We have substantial evidence that SR applied to the plantar surface of the feet improves sway parameters during quiet standing and spatiotemporal gait parameters during walking in elderly people, people with somatosensory deficits, and healthy, young individuals. In parallel, we have seen substantial engineering effort put into the sensory improvement devices. They have evolved from bulky static gel insoles to a form factor modeled after a standard three-quarter-length insole device. Despite the research promise and device development, additional research questions remain, and a fine-tuning of the device design is needed to bring this technology to the clinic or sports equipment store.

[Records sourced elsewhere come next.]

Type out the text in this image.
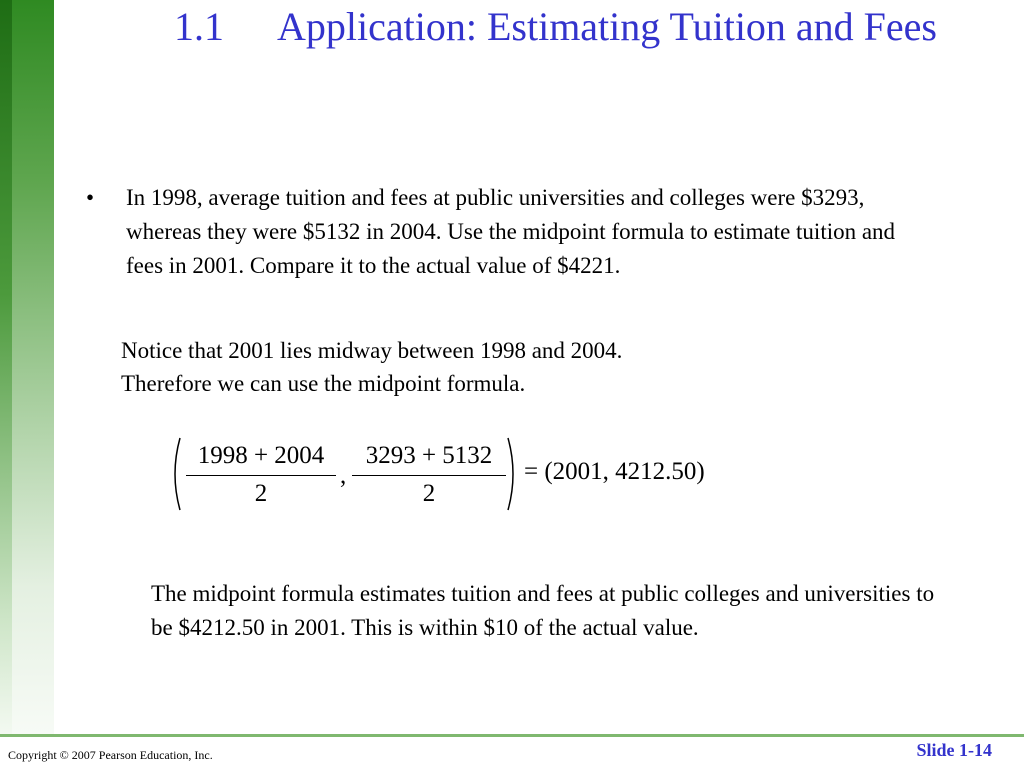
1.1 Application: Estimating Tuition and Fees
• In 1998, average tuition and fees at public universities and colleges were $3293, whereas they were $5132 in 2004. Use the midpoint formula to estimate tuition and fees in 2001. Compare it to the actual value of $4221.
Notice that 2001 lies midway between 1998 and 2004.
Therefore we can use the midpoint formula.
1998 + 2004
2
,
3293 + 5132
2
= (2001, 4212.50)
The midpoint formula estimates tuition and fees at public colleges and universities to be $4212.50 in 2001. This is within $10 of the actual value.
Copyright © 2007 Pearson Education, Inc.	Slide 1-14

From a research standpoint, questions about the longevity of beneficial effects as well as the amplitude range of subthreshold stimulation, still remain. Each study mentioned in this review used a level 10% below each participant’s sensory perception threshold. However, would 15% or even 30% below the threshold still provide the desired effect? It is also unclear if the sensory benefits are acute or persist over a long duration. Furthermore, not much is known about how stable an individual’s sensory perception threshold is. Does the threshold vary throughout the day or over the course of multiple days? Most important, all of the research to date has been limited to measurements quantifying sway and spatiotemporal gait parameters. These metrics are associated with falling and injury risk, but it is still unclear if SR technology will translate to actual reductions in falls and injury rates among at-risk elderly people, patients with sensory deficits, athletes, or military personnel.
Some of these questions have been addressed in a recent study from Lipsitz and colleagues, who tracked a small group of elderly persons using the shoe-mounted three-quarter-length insoles (shown in Figure 2C).20 The investigators sought to determine whether the balance and gait improvements would persist throughout a day, whether sensory thresholds were consistent, and whether different levels of SR could still achieve the same beneficial effect.
The study provided strong evidence that individual sensory perception thresholds are relatively stable and that SR technology is not an acute phenomenon. Furthermore, SR levels set at 15% and 30% below the perception threshold were equal to each other in effectiveness. These findings suggest SR is not an acute phenomenon, and greatly simplify setting the subsensory threshold stimulation level of a future, commercially available device.
The future of SR devices
From a device development standpoint, recent advancements in battery, charging, and microelectronic technology could make a self-contained insole device possible in the near future. A device similar to the prototype shown in Figure 2D could contain the vibrating elements, battery, and electronics that charge the device wirelessly and allow it to communicate with a computer or smartphone. Such a device would appear indistinguishable from the replacement insoles found on drugstore shelves and sports equipment stores.
Most important, this device could be deployed in large clinical studies to establish a direct link between SR and injury risk in people with sensory deficits as well as in healthy individuals. The hope is that, soon, people will be able to come to the clinic or store, have their sensory threshold determined, and then be fitted with a device that improves their sensation with just a little bit of noise.
Daniel Miranda, PhD, is a technology development fellow; Wen-Hao Hsu, ScD, is a postdoctoral research fellow; and James Niemi, MS, is a lead senior staff engineer at the Wyss Institute at Harvard University in Boston.